The limitation to 64 threads or processes is indeed an architectural limitation, it stems from the fact that a 64-bit CPU can only perform atomic operations on 64-bit masks, which limits the number of threads or processes that may be eligible for a task, file descriptor etc. And on 32-bit processors, this limit is indeed 32 threads or processes.
What ought to be improved would be the ability for haproxy to define the CPU affinity to CPU numbers higher than 63, because in your case you could be limited in your ability to define an optimal mask for cpu-map. This one is mostly OS-dependent though and improving this should not be that big of a deal. In the short term you can still use taskset and not have to wonder about cpu-map.

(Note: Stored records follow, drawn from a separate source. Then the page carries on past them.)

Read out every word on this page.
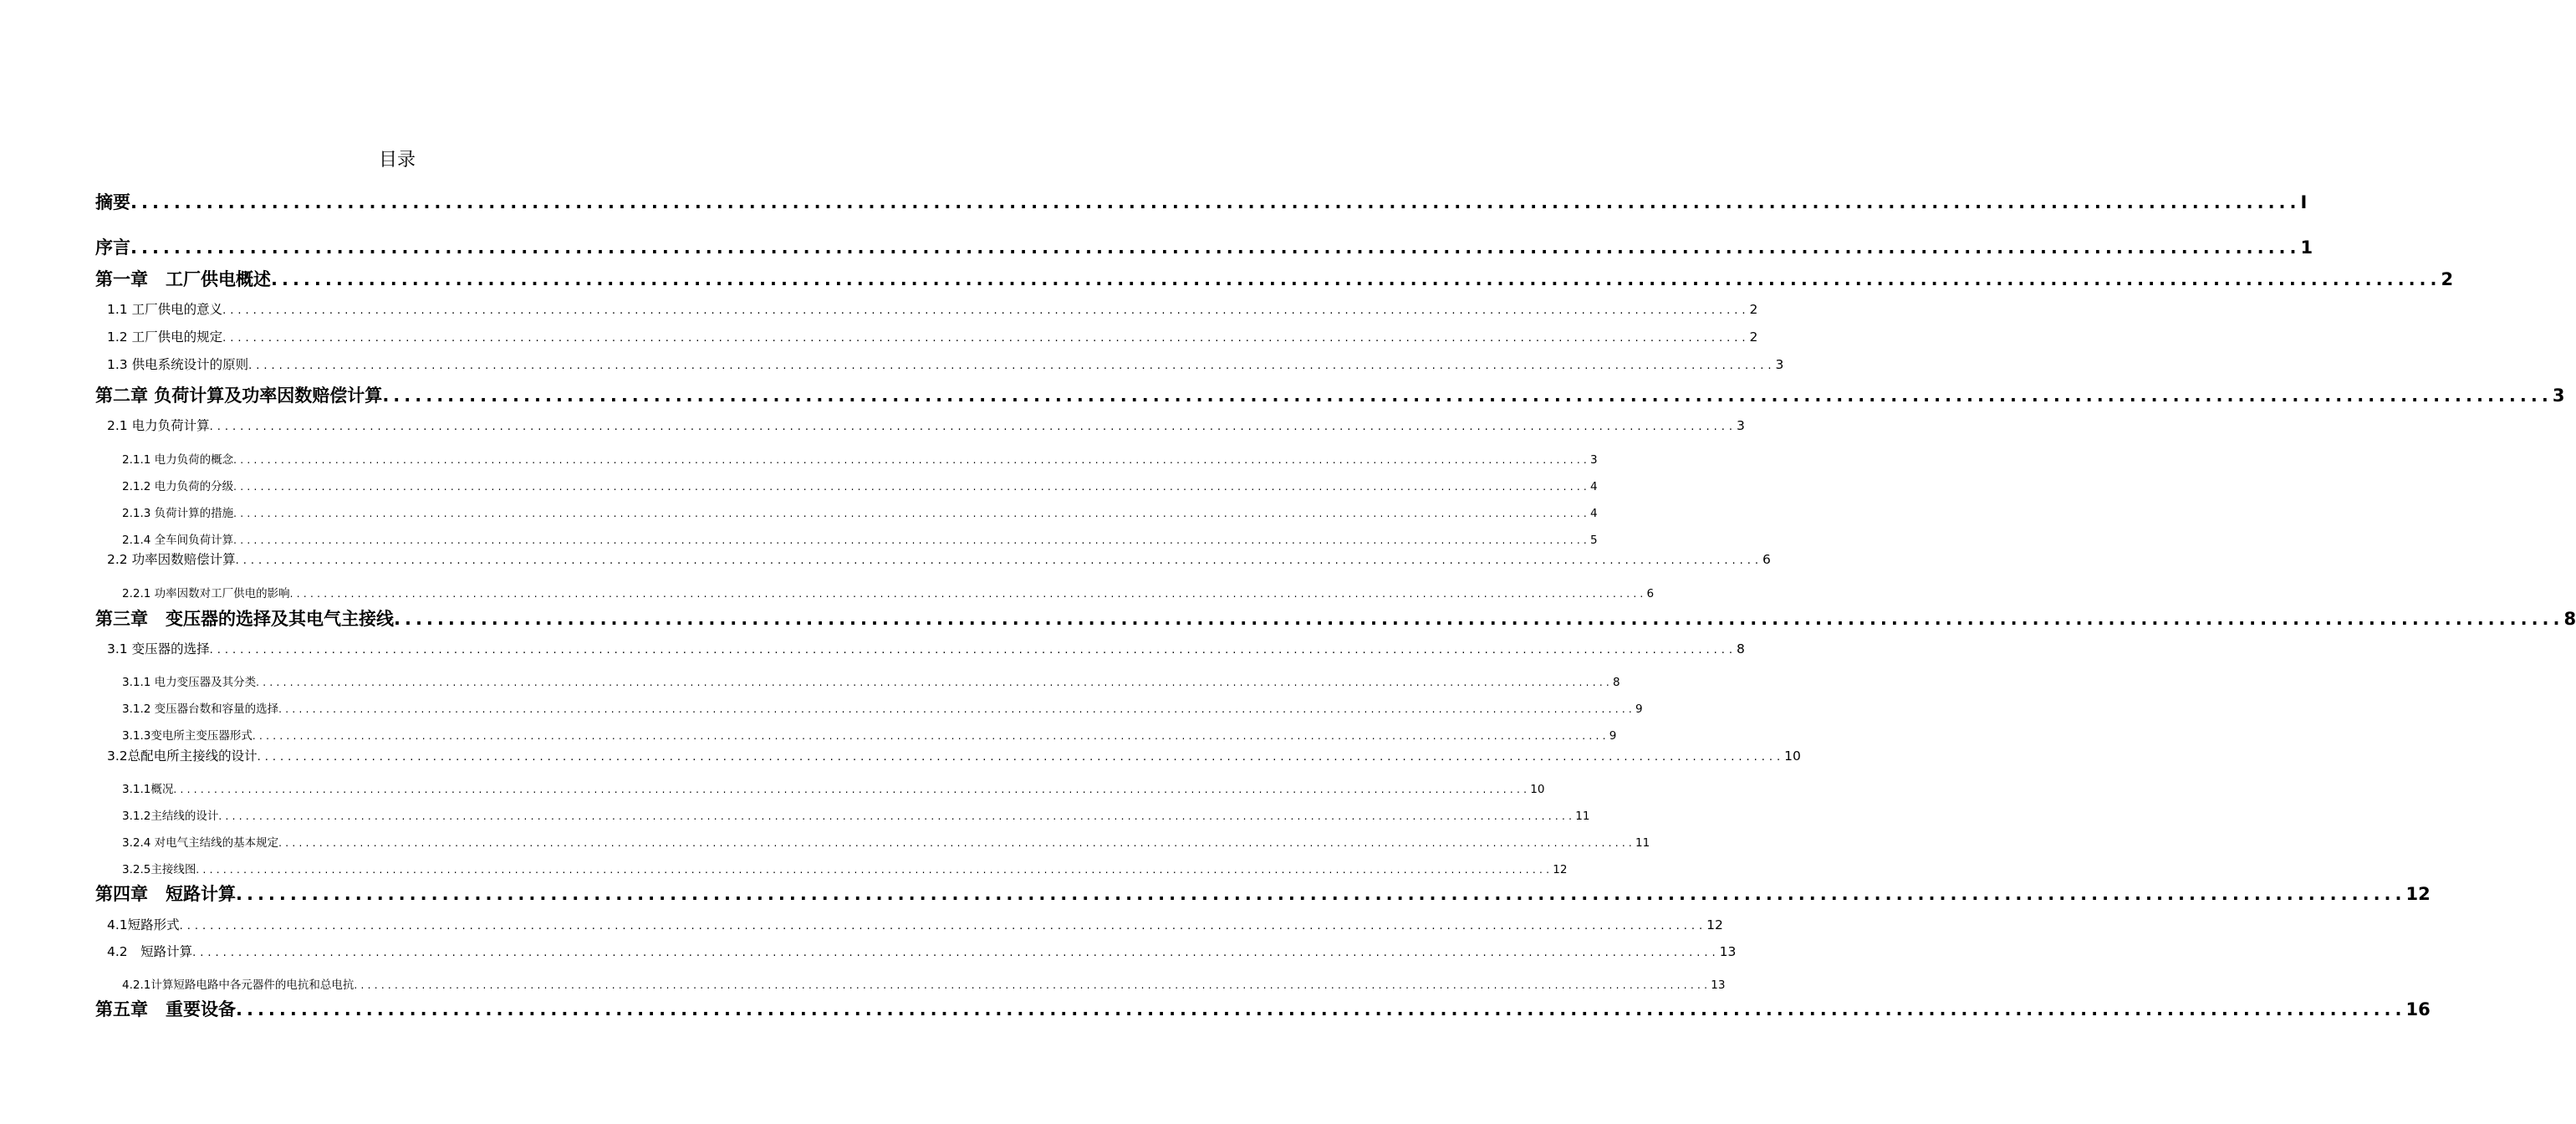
目录
摘要 ........................................................................................................................................................................................................ I
序言 ........................................................................................................................................................................................................ 1
第一章　工厂供电概述 ........................................................................................................................................................................................................ 2
1.1 工厂供电的意义 ........................................................................................................................................................................................................ 2
1.2 工厂供电的规定 ........................................................................................................................................................................................................ 2
1.3 供电系统设计的原则 ........................................................................................................................................................................................................ 3
第二章 负荷计算及功率因数赔偿计算 ........................................................................................................................................................................................................ 3
2.1 电力负荷计算 ........................................................................................................................................................................................................ 3
2.1.1 电力负荷的概念 ........................................................................................................................................................................................................ 3
2.1.2 电力负荷的分级 ........................................................................................................................................................................................................ 4
2.1.3 负荷计算的措施 ........................................................................................................................................................................................................ 4
2.1.4 全车间负荷计算 ........................................................................................................................................................................................................ 5
2.2 功率因数赔偿计算 ........................................................................................................................................................................................................ 6
2.2.1 功率因数对工厂供电的影响 ........................................................................................................................................................................................................ 6
第三章　变压器的选择及其电气主接线 ........................................................................................................................................................................................................ 8
3.1 变压器的选择 ........................................................................................................................................................................................................ 8
3.1.1 电力变压器及其分类 ........................................................................................................................................................................................................ 8
3.1.2 变压器台数和容量的选择 ........................................................................................................................................................................................................ 9
3.1.3变电所主变压器形式 ........................................................................................................................................................................................................ 9
3.2总配电所主接线的设计 ........................................................................................................................................................................................................ 10
3.1.1概况 ........................................................................................................................................................................................................ 10
3.1.2主结线的设计 ........................................................................................................................................................................................................ 11
3.2.4 对电气主结线的基本规定 ........................................................................................................................................................................................................ 11
3.2.5主接线图 ........................................................................................................................................................................................................ 12
第四章　短路计算 ........................................................................................................................................................................................................ 12
4.1短路形式 ........................................................................................................................................................................................................ 12
4.2　短路计算 ........................................................................................................................................................................................................ 13
4.2.1计算短路电路中各元器件的电抗和总电抗 ........................................................................................................................................................................................................ 13
第五章　重要设备 ........................................................................................................................................................................................................ 16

A side note however on your machine. This is by far the worst ever one to run a workload like haproxy. Low frequency cores will mean high latency on many operations. And the worst of all are the two sockets. You must never ever run a network-like workload on such a machine, because the communications between the two physical CPUs can go exclusively through the QPI which is extremely slow and limited compared to an internal L3 cache. You can very easily end up with a machine that’s 2-5 times SLOWER than one using a single socket by doing so. I strongly encourage you to use only the CPUs from the socket the network card is attached to (so that network traffic doesn’t have to fly over the QPI bus either). And if possible, use numactl to let the operating system know that you’d rather use the DRAM physically attached to the same socket instead of reaching it through the other one.
Multi-socket machines are nice for storage systems, hosting many VMs or huge Java applications. They are terribly slow for low-latency workloads. You could save many dollars and watts by using less cores at a higher frequency, and end up with more performance. Keep this in mind for next time you have an opportunity to recycle that machine for another use case!